I am generating many, many contingency tables as part of a project that I'm writing.
The workflow is:
- Take a large data array with continuous (float) rows and convert those to discrete integer values by binning (so that the resulting row has values 0-9, for example)
- Slice two rows into vectors X & Y and generate a contingency table from them, so that I have the 2-dimensional frequency distribution
- For example, I'd have a 10 x 10 array, counting the number of (xi, yi) that occur
- Use the contingency table to do some information theory math
Initially, I wrote this as:
def make_table(x, y, num_bins):
ctable = np.zeros((num_bins, num_bins), dtype=np.dtype(int))
for xn, yn in zip(x, y):
ctable[xn, yn] += 1
return ctable
This works fine, but is so slow that it's eating up like 90% of the runtime of the entire project.

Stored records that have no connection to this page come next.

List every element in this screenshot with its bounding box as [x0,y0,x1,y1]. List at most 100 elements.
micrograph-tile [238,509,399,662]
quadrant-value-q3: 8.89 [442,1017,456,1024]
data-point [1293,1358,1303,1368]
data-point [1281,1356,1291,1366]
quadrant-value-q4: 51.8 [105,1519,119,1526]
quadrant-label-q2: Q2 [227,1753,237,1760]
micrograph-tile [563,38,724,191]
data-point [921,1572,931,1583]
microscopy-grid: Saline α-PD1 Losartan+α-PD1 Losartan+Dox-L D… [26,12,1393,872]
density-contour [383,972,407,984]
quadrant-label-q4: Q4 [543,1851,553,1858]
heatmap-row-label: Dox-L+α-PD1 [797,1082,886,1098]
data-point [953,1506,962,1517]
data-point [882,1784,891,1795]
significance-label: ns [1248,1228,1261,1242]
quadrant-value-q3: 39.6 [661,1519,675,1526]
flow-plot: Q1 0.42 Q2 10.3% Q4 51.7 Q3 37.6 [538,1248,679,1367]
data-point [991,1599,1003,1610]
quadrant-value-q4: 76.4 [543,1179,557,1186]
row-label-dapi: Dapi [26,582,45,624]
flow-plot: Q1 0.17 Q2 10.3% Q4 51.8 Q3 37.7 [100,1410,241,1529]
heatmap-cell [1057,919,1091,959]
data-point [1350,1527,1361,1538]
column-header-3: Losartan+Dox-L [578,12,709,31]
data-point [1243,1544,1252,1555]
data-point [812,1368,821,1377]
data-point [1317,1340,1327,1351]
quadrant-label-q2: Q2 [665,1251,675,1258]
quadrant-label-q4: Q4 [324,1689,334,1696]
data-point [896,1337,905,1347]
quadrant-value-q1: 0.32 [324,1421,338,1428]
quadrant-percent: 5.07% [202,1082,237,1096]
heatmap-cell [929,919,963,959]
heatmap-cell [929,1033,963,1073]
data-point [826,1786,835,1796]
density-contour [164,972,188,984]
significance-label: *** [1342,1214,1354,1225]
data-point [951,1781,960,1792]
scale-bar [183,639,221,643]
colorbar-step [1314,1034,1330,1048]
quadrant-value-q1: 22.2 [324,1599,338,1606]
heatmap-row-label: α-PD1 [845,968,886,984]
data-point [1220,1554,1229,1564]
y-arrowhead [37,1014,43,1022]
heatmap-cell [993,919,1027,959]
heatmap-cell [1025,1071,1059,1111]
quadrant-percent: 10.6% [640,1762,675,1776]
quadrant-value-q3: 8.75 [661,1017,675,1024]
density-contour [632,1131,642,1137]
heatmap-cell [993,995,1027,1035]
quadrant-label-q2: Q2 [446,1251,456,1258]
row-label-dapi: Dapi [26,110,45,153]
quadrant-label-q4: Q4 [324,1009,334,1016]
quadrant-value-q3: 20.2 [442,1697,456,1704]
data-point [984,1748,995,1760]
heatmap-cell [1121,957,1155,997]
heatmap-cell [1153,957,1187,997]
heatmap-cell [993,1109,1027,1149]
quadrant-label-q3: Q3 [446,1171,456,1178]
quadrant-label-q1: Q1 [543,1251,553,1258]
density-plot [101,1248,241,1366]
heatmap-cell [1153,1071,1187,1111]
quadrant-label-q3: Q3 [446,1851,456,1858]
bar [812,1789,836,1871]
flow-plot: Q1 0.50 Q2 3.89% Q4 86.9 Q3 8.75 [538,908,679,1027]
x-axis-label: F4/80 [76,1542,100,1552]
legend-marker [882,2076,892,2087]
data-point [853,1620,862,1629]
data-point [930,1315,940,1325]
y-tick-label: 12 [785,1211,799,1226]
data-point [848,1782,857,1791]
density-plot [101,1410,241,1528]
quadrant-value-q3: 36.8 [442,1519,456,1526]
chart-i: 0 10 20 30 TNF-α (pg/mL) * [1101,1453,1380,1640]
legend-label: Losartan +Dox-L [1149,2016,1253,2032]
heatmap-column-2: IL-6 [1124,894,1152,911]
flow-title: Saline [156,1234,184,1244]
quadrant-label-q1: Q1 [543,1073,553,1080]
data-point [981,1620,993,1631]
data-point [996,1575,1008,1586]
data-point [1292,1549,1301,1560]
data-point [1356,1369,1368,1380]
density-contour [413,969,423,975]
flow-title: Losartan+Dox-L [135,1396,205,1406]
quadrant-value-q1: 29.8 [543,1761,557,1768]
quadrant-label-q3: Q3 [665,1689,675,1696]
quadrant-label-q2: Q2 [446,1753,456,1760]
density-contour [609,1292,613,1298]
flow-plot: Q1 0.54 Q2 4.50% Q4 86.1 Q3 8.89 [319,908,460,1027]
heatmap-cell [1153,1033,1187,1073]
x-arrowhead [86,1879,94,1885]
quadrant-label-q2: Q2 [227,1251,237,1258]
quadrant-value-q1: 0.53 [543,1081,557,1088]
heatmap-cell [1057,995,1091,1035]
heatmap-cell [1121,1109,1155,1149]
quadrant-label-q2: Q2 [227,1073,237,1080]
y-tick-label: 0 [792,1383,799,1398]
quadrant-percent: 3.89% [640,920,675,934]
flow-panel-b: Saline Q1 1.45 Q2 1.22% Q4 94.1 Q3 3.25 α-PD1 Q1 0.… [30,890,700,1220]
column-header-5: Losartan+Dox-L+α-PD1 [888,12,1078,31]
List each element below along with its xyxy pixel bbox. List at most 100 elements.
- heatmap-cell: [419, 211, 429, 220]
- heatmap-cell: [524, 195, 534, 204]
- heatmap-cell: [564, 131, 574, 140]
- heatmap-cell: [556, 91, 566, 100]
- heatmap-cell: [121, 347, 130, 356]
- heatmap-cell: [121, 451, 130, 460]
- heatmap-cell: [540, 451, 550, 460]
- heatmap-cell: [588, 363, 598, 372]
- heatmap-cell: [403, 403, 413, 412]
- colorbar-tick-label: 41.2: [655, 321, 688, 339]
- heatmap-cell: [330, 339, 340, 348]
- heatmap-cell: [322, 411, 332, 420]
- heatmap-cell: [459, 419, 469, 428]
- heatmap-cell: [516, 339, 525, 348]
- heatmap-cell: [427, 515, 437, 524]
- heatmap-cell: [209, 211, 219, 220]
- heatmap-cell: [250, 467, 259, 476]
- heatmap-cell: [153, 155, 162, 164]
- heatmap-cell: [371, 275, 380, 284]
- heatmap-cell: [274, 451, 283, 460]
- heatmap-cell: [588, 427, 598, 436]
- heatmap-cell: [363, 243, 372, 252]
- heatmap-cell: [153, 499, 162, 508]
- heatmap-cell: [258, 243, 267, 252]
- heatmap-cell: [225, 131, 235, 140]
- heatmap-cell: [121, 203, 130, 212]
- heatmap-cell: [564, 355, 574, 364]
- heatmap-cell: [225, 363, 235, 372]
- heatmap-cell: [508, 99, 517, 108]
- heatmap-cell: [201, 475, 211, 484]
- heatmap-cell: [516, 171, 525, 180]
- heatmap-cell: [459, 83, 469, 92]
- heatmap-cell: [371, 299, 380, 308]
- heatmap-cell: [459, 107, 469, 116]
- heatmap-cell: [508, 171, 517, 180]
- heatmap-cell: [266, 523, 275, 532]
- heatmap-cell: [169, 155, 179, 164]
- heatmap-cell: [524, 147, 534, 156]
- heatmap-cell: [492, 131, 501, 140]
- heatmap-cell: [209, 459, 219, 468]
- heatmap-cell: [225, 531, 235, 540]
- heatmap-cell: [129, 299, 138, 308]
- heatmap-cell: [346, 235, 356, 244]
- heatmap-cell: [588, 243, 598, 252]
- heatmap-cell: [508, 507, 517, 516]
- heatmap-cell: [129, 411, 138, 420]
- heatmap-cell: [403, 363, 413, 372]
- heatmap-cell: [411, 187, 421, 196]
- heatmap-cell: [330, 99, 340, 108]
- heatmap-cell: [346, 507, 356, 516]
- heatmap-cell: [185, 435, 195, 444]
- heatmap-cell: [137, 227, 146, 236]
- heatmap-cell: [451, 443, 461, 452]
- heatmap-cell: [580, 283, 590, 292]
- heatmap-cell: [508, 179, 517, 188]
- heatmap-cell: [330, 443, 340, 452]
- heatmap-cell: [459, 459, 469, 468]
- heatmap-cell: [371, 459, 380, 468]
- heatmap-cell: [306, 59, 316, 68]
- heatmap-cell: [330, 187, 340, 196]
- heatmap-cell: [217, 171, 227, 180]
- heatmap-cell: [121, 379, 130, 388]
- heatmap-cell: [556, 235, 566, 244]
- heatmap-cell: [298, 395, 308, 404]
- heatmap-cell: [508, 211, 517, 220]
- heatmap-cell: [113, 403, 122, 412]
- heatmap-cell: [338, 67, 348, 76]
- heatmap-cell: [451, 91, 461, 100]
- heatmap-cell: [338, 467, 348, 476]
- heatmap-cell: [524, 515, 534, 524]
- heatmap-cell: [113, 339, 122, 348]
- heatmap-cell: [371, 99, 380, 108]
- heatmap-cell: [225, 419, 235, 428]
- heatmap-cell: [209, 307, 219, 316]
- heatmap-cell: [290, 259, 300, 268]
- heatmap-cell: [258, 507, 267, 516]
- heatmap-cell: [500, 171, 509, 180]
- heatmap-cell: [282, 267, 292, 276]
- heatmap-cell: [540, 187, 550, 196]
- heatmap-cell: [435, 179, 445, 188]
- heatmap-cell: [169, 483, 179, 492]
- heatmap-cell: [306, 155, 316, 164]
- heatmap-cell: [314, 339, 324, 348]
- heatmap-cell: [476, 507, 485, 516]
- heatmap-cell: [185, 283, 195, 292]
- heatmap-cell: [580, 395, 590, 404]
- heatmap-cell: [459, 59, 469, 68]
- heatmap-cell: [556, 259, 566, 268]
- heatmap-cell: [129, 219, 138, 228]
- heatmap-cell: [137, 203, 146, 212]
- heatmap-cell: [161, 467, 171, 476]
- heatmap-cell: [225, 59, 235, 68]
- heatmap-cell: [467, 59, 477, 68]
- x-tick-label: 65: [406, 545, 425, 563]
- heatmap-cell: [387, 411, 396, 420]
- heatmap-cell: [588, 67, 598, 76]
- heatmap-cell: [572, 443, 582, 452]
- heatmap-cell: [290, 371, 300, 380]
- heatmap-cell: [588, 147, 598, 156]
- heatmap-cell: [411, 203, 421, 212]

The fastest python-only optimization I've been able to come up with is this:
def make_table(x, y, num_bins):
ctable = np.zeros(num_bins ** 2, dtype=np.dtype(int))
reindex = np.dot(np.stack((x, y)).transpose(),
np.array([num_bins, 1]))
idx, count = np.unique(reindex, return_counts=True)
for i, c in zip(idx, count):
ctable[i] = c
return ctable.reshape((num_bins, num_bins))
That's (somehow) a lot faster, but it's still pretty expensive for something that doesn't seem like it should be a bottleneck. Are there any efficient ways to do this that I'm just not seeing, or should I just give up and do this in cython?
Also, here's a benchmarking function.
def timetable(func):
size = 5000
bins = 10
repeat = 1000
start = time.time()
for i in range(repeat):
x = np.random.randint(0, bins, size=size)
y = np.random.randint(0, bins, size=size)
func(x, y, bins)
end = time.time()
print("Func {na}: {ti} Ms".format(na=func.__name__, ti=(end - start)))